The most valuable side effect of putting the timestamp in the high bits is that the IDs are k-sortable: sorting them as integers sorts them (approximately) by creation time, and you can extract the timestamp straight from the ID without a separate column. That makes them excellent primary keys — index locality is good because new rows append near each other, range queries by time are cheap, and you avoid the contention of a global counter. The trade-offs are real too: the scheme depends on reasonably synchronised, monotonic clocks (a clock running backwards can cause collisions or require the generator to wait), machine IDs must be assigned so no two live generators share one, and the embedded timestamp leaks creation time, which is occasionally a privacy consideration.

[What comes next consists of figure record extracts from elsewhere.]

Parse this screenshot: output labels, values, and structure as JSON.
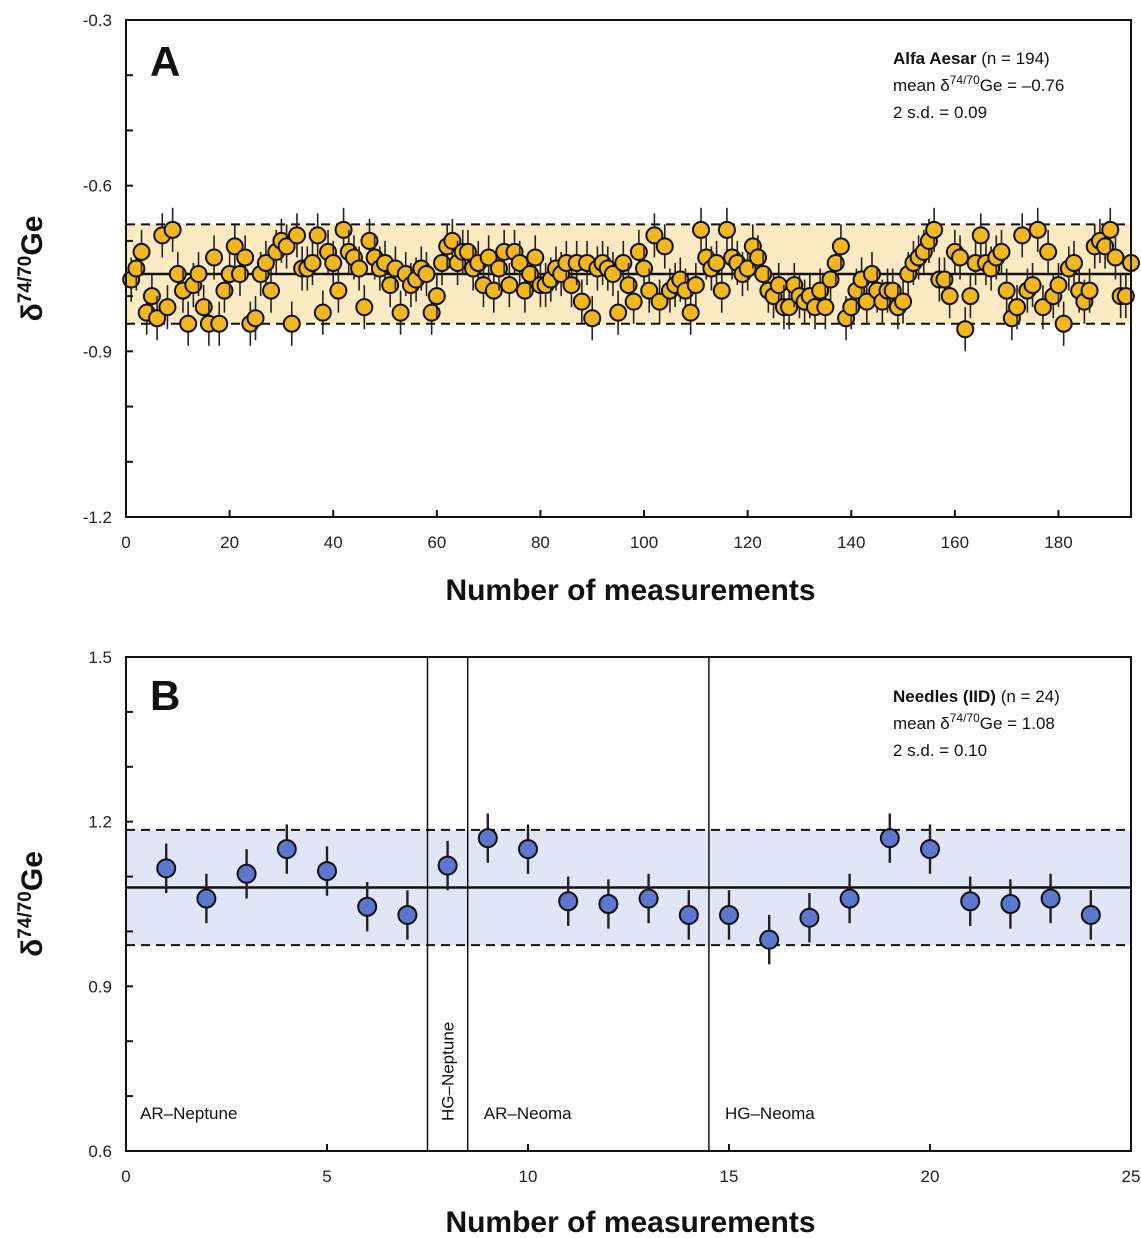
{
  "chart_data": [
    {
      "type": "scatter",
      "panel": "A",
      "xlabel": "Number of measurements",
      "ylabel_main": "δ",
      "ylabel_sup": "74/70",
      "ylabel_tail": "Ge",
      "xlim": [
        0,
        194
      ],
      "ylim": [
        -1.2,
        -0.3
      ],
      "xticks": [
        0,
        20,
        40,
        60,
        80,
        100,
        120,
        140,
        160,
        180
      ],
      "yticks": [
        -1.2,
        -0.9,
        -0.6,
        -0.3
      ],
      "ytick_labels": [
        "-1.2",
        "-0.9",
        "-0.6",
        "-0.3"
      ],
      "mean": -0.76,
      "band": [
        -0.85,
        -0.67
      ],
      "error": 0.04,
      "point_color": "#F2B61E",
      "band_color": "#FCEBC2",
      "annotation": {
        "name": "Alfa Aesar",
        "count": " (n = 194)",
        "mean_prefix": "mean δ",
        "mean_sup": "74/70",
        "mean_suffix": "Ge = –0.76",
        "sd": "2 s.d. = 0.09"
      },
      "x": [
        1,
        2,
        3,
        4,
        5,
        6,
        7,
        8,
        9,
        10,
        11,
        12,
        13,
        14,
        15,
        16,
        17,
        18,
        19,
        20,
        21,
        22,
        23,
        24,
        25,
        26,
        27,
        28,
        29,
        30,
        31,
        32,
        33,
        34,
        35,
        36,
        37,
        38,
        39,
        40,
        41,
        42,
        43,
        44,
        45,
        46,
        47,
        48,
        49,
        50,
        51,
        52,
        53,
        54,
        55,
        56,
        57,
        58,
        59,
        60,
        61,
        62,
        63,
        64,
        65,
        66,
        67,
        68,
        69,
        70,
        71,
        72,
        73,
        74,
        75,
        76,
        77,
        78,
        79,
        80,
        81,
        82,
        83,
        84,
        85,
        86,
        87,
        88,
        89,
        90,
        91,
        92,
        93,
        94,
        95,
        96,
        97,
        98,
        99,
        100,
        101,
        102,
        103,
        104,
        105,
        106,
        107,
        108,
        109,
        110,
        111,
        112,
        113,
        114,
        115,
        116,
        117,
        118,
        119,
        120,
        121,
        122,
        123,
        124,
        125,
        126,
        127,
        128,
        129,
        130,
        131,
        132,
        133,
        134,
        135,
        136,
        137,
        138,
        139,
        140,
        141,
        142,
        143,
        144,
        145,
        146,
        147,
        148,
        149,
        150,
        151,
        152,
        153,
        154,
        155,
        156,
        157,
        158,
        159,
        160,
        161,
        162,
        163,
        164,
        165,
        166,
        167,
        168,
        169,
        170,
        171,
        172,
        173,
        174,
        175,
        176,
        177,
        178,
        179,
        180,
        181,
        182,
        183,
        184,
        185,
        186,
        187,
        188,
        189,
        190,
        191,
        192,
        193,
        194
      ],
      "y": [
        -0.77,
        -0.75,
        -0.72,
        -0.83,
        -0.8,
        -0.84,
        -0.69,
        -0.82,
        -0.68,
        -0.76,
        -0.79,
        -0.85,
        -0.78,
        -0.76,
        -0.82,
        -0.85,
        -0.73,
        -0.85,
        -0.79,
        -0.76,
        -0.71,
        -0.76,
        -0.73,
        -0.85,
        -0.84,
        -0.76,
        -0.74,
        -0.79,
        -0.72,
        -0.7,
        -0.71,
        -0.85,
        -0.69,
        -0.75,
        -0.75,
        -0.74,
        -0.69,
        -0.83,
        -0.72,
        -0.74,
        -0.79,
        -0.68,
        -0.72,
        -0.73,
        -0.75,
        -0.82,
        -0.7,
        -0.73,
        -0.75,
        -0.74,
        -0.78,
        -0.75,
        -0.83,
        -0.76,
        -0.78,
        -0.77,
        -0.75,
        -0.76,
        -0.83,
        -0.8,
        -0.74,
        -0.71,
        -0.7,
        -0.74,
        -0.72,
        -0.72,
        -0.75,
        -0.74,
        -0.78,
        -0.73,
        -0.79,
        -0.75,
        -0.72,
        -0.78,
        -0.72,
        -0.74,
        -0.79,
        -0.76,
        -0.73,
        -0.78,
        -0.78,
        -0.77,
        -0.75,
        -0.76,
        -0.74,
        -0.78,
        -0.74,
        -0.81,
        -0.74,
        -0.84,
        -0.75,
        -0.74,
        -0.75,
        -0.76,
        -0.83,
        -0.74,
        -0.78,
        -0.81,
        -0.72,
        -0.75,
        -0.79,
        -0.69,
        -0.81,
        -0.71,
        -0.79,
        -0.78,
        -0.77,
        -0.79,
        -0.83,
        -0.78,
        -0.68,
        -0.73,
        -0.75,
        -0.74,
        -0.79,
        -0.68,
        -0.73,
        -0.74,
        -0.76,
        -0.75,
        -0.71,
        -0.73,
        -0.76,
        -0.79,
        -0.8,
        -0.78,
        -0.82,
        -0.82,
        -0.78,
        -0.8,
        -0.81,
        -0.8,
        -0.82,
        -0.79,
        -0.82,
        -0.77,
        -0.74,
        -0.71,
        -0.84,
        -0.82,
        -0.79,
        -0.77,
        -0.81,
        -0.76,
        -0.79,
        -0.81,
        -0.79,
        -0.79,
        -0.82,
        -0.81,
        -0.76,
        -0.74,
        -0.73,
        -0.72,
        -0.7,
        -0.68,
        -0.77,
        -0.77,
        -0.8,
        -0.72,
        -0.73,
        -0.86,
        -0.8,
        -0.74,
        -0.69,
        -0.74,
        -0.75,
        -0.73,
        -0.72,
        -0.79,
        -0.84,
        -0.82,
        -0.69,
        -0.79,
        -0.78,
        -0.68,
        -0.82,
        -0.72,
        -0.8,
        -0.78,
        -0.85,
        -0.75,
        -0.74,
        -0.79,
        -0.81,
        -0.79,
        -0.71,
        -0.7,
        -0.71,
        -0.68,
        -0.73,
        -0.8,
        -0.8,
        -0.74
      ]
    },
    {
      "type": "scatter",
      "panel": "B",
      "xlabel": "Number of measurements",
      "ylabel_main": "δ",
      "ylabel_sup": "74/70",
      "ylabel_tail": "Ge",
      "xlim": [
        0,
        25
      ],
      "ylim": [
        0.6,
        1.5
      ],
      "xticks": [
        0,
        5,
        10,
        15,
        20,
        25
      ],
      "yticks": [
        0.6,
        0.9,
        1.2,
        1.5
      ],
      "ytick_labels": [
        "0.6",
        "0.9",
        "1.2",
        "1.5"
      ],
      "mean": 1.08,
      "band": [
        0.975,
        1.185
      ],
      "error": 0.045,
      "point_color": "#5B77CF",
      "band_color": "#E1E6F6",
      "annotation": {
        "name": "Needles (IID)",
        "count": " (n = 24)",
        "mean_prefix": "mean δ",
        "mean_sup": "74/70",
        "mean_suffix": "Ge = 1.08",
        "sd": "2 s.d. = 0.10"
      },
      "dividers": [
        7.5,
        8.5,
        14.5
      ],
      "regions": [
        {
          "label": "AR–Neptune",
          "x": 0.35,
          "vertical": false
        },
        {
          "label": "HG–Neptune",
          "x": 8.0,
          "vertical": true
        },
        {
          "label": "AR–Neoma",
          "x": 8.9,
          "vertical": false
        },
        {
          "label": "HG–Neoma",
          "x": 14.9,
          "vertical": false
        }
      ],
      "x": [
        1,
        2,
        3,
        4,
        5,
        6,
        7,
        8,
        9,
        10,
        11,
        12,
        13,
        14,
        15,
        16,
        17,
        18,
        19,
        20,
        21,
        22,
        23,
        24
      ],
      "y": [
        1.115,
        1.06,
        1.105,
        1.15,
        1.11,
        1.045,
        1.03,
        1.12,
        1.17,
        1.15,
        1.055,
        1.05,
        1.06,
        1.03,
        1.03,
        0.985,
        1.025,
        1.06,
        1.17,
        1.15,
        1.055,
        1.05,
        1.06,
        1.03
      ]
    }
  ]
}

Understanding the bit layout — which this tool makes visible — is what lets you reason about all of those properties.

Common use cases

  • Sample data. Generate realistic Snowflake IDs for tests, fixtures and API mocks.
  • Understanding the format. See exactly how the timestamp, machine and sequence bits pack into 64 bits.
  • Epoch comparison. Compare how Twitter, Discord and Unix epochs change the encoded value.
  • Decoding intuition. Learn to read a creation time straight out of an ID's high bits.

Frequently asked questions

What is the bit layout of a Snowflake ID?

The classic scheme uses 64 bits: 41 bits for a millisecond timestamp since a chosen epoch, 10 bits for a machine/worker ID (0–1023), and 12 bits for a per-millisecond sequence (0–4095). The timestamp occupies the high bits so the IDs sort chronologically as integers.

Why do different platforms use different epochs?

The 41-bit timestamp only spans about 69 years, so each platform anchors it to a recent date to maximise the usable lifetime. Twitter counts from November 2010 and Discord from January 2015. The epoch must be known to decode the timestamp back into a real date.

Are these IDs guaranteed unique?

Within the scheme's assumptions, yes: IDs differ by time, machine, or sequence. But real uniqueness requires that no two live generators share a machine ID and that clocks are monotonic. This tool uses your browser clock and a machine ID you pick, so it is for testing and learning — production systems assign machine IDs centrally.

Why are Snowflake IDs good database keys?

Because the timestamp is in the high bits, the IDs are roughly time-sortable as plain integers, so new rows cluster together for good index locality, time-range queries are cheap, and you can read creation time from the ID. They also avoid the central-sequence bottleneck of auto-increment keys.

Can I recover the creation time from an ID?

Yes — shift out the low 22 bits to get the milliseconds since the epoch, then add the epoch. The breakdown shown for the first generated ID does exactly this, displaying the decoded timestamp as an ISO date.